Figure 8 shows the web interface 11 of Figure 2. This can be used to provide information on the service and enables both consumers and merchants to review, maintain and service their account information by accessing over the Internet either from their home PC, or a mobile device or indeed from their telephone or other device, the consumer and merchant can view different information. They will first view a home page 50 which then gives them several options such as the merchant login 51, a merchant information screen 52, consumer information 53, consumer login 54 and various screens such as 'About Us' and 'Contact Us' and legal. A merchant, viewing the merchant information page, may be able to make an online application for approval 55and to then go through an approvals process 56 and perhaps also to print a membership kit 57. Alternatively, a merchant once registered with the system may be able to log on via a login screen 51 and to review his transactions 58, conduct refunds 59 or ask for receipts to be resent 60, request a bank transfer 61, update details of the merchant such as address, banking details or otherwise 62 or manage various promotions 63. A consumer may be able to login at a login screen 54 and either verify first time login information via system generated code delivered by SMS 64 or conduct various actions such as increasing transaction limits (either for a single purchase or daily, weekly limits, or so on) and perhaps these limits might be increased if the user provides more personal information. The user can also review transactions 65, print receipts or ask queries, change card details 66 or locate various merchants in various areas 67. It is thus seen that in embodiments of the invention the user does not need to give his personal information such as his name, address or otherwise to the merchant. It may be that if he wishes to increase his account limit (eg the amount he can spend in any transaction) (63 in Figure 8) he is required to give name and address information which might help to further identify the user and give a higher level of security for higher account limits, but for basic use the user generally will not need to give such information.
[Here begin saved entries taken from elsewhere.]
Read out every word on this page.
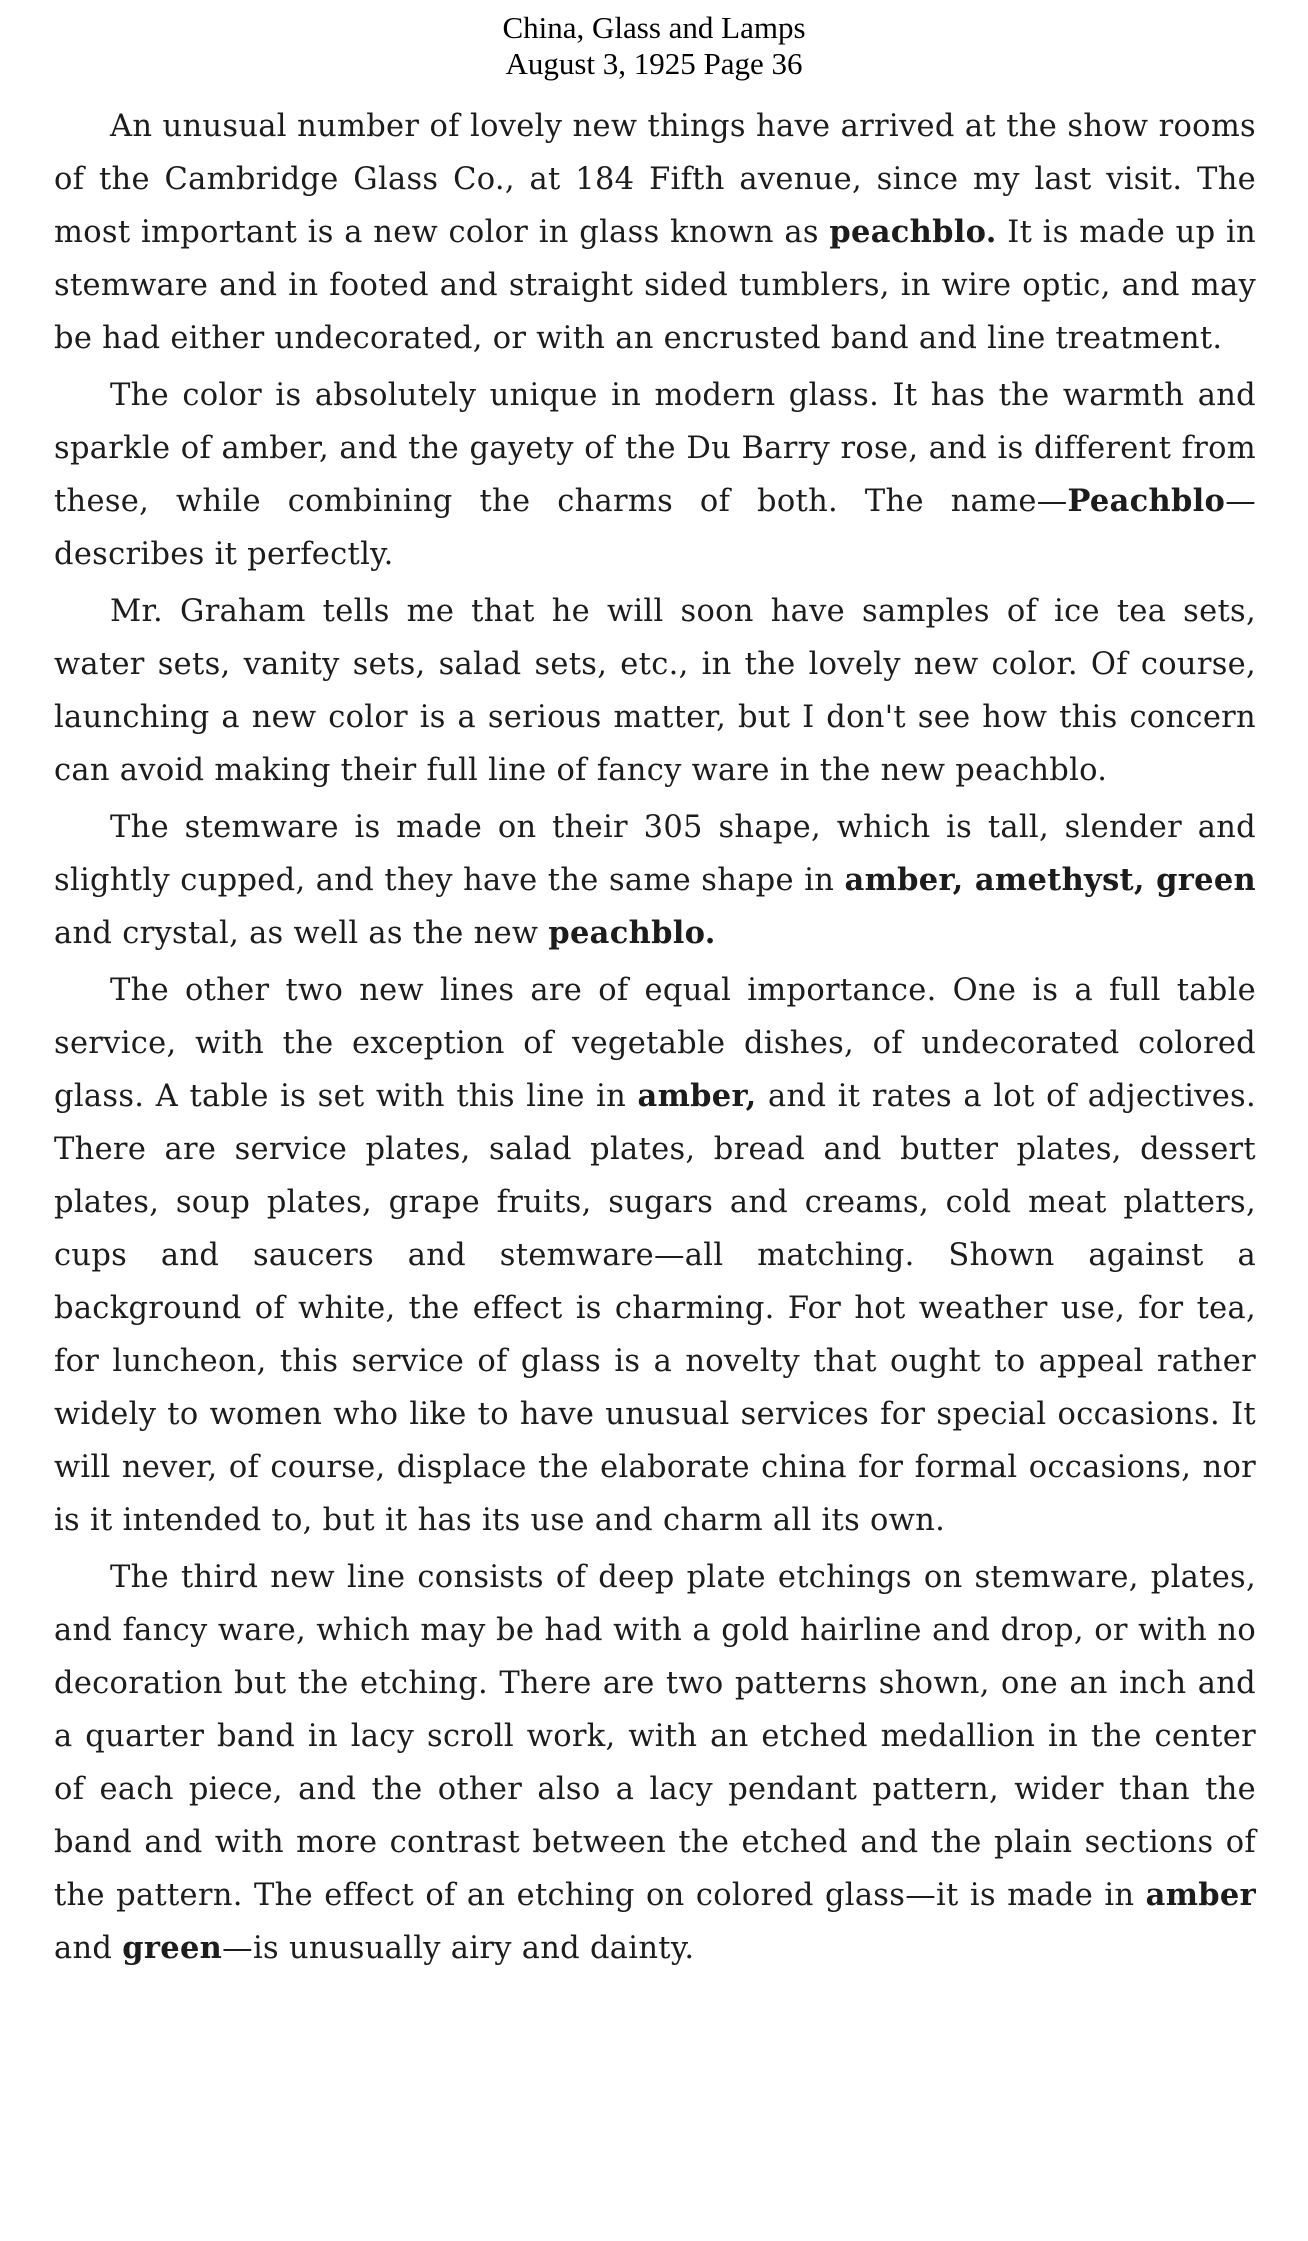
China, Glass and Lamps
August 3, 1925 Page 36

An unusual number of lovely new things have arrived at the show rooms of the Cambridge Glass Co., at 184 Fifth avenue, since my last visit. The most important is a new color in glass known as peachblo. It is made up in stemware and in footed and straight sided tumblers, in wire optic, and may be had either undecorated, or with an encrusted band and line treatment.

The color is absolutely unique in modern glass. It has the warmth and sparkle of amber, and the gayety of the Du Barry rose, and is different from these, while combining the charms of both. The name—Peachblo—describes it perfectly.

Mr. Graham tells me that he will soon have samples of ice tea sets, water sets, vanity sets, salad sets, etc., in the lovely new color. Of course, launching a new color is a serious matter, but I don't see how this concern can avoid making their full line of fancy ware in the new peachblo.

The stemware is made on their 305 shape, which is tall, slender and slightly cupped, and they have the same shape in amber, amethyst, green and crystal, as well as the new peachblo.

The other two new lines are of equal importance. One is a full table service, with the exception of vegetable dishes, of undecorated colored glass. A table is set with this line in amber, and it rates a lot of adjectives. There are service plates, salad plates, bread and butter plates, dessert plates, soup plates, grape fruits, sugars and creams, cold meat platters, cups and saucers and stemware—all matching. Shown against a background of white, the effect is charming. For hot weather use, for tea, for luncheon, this service of glass is a novelty that ought to appeal rather widely to women who like to have unusual services for special occasions. It will never, of course, displace the elaborate china for formal occasions, nor is it intended to, but it has its use and charm all its own.

The third new line consists of deep plate etchings on stemware, plates, and fancy ware, which may be had with a gold hairline and drop, or with no decoration but the etching. There are two patterns shown, one an inch and a quarter band in lacy scroll work, with an etched medallion in the center of each piece, and the other also a lacy pendant pattern, wider than the band and with more contrast between the etched and the plain sections of the pattern. The effect of an etching on colored glass—it is made in amber and green—is unusually airy and dainty.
Note also, from Figure 4, that although credit card information is input when the customer first registers (or first makes a transaction) this card information passes directly to the bank or other financial institutions and is not generally retained by the payment management system 6. Instead, a token 3016 (Figure 4) is passed from the financial institution to the system and this token is used to validate transactions. Thus, for transactions after a user has been registered, once the system recognises the mobile phone number and the user enters their password (which will generally be the simple CV2 or CVV number available on any credit card) the system checks this against the token and does not maintain or need to access details of the actual credit card number itself, thus increasing security and sense of wellbeing of the customer. Thus, the first time a customer or consumer wishes to make a transaction needing the system he has to enter his credit or other bank card number. However, on each further occasion he does not need to enter this number and this number is never available to the merchant. While in many embodiments a very basic mobile telephone can be used by both the consumer and/or the merchant, requiring only basic voice, touchtone and/or SMS facilities, in other embodiments the system may be embodied as a smart phone application such as an iPhone™ 'app'. Such an app may be used by the merchant and/or by the consumer and may include means for specifically requesting the various bits of information required and for transmitting these directly to the payment management system. The 'app' may then be used by the consumer or merchant as a record of all their transactions and may include details of these (why without confidential information being displayed if appropriate) and can be a convenient method for the merchant and/or consumer to manage the system.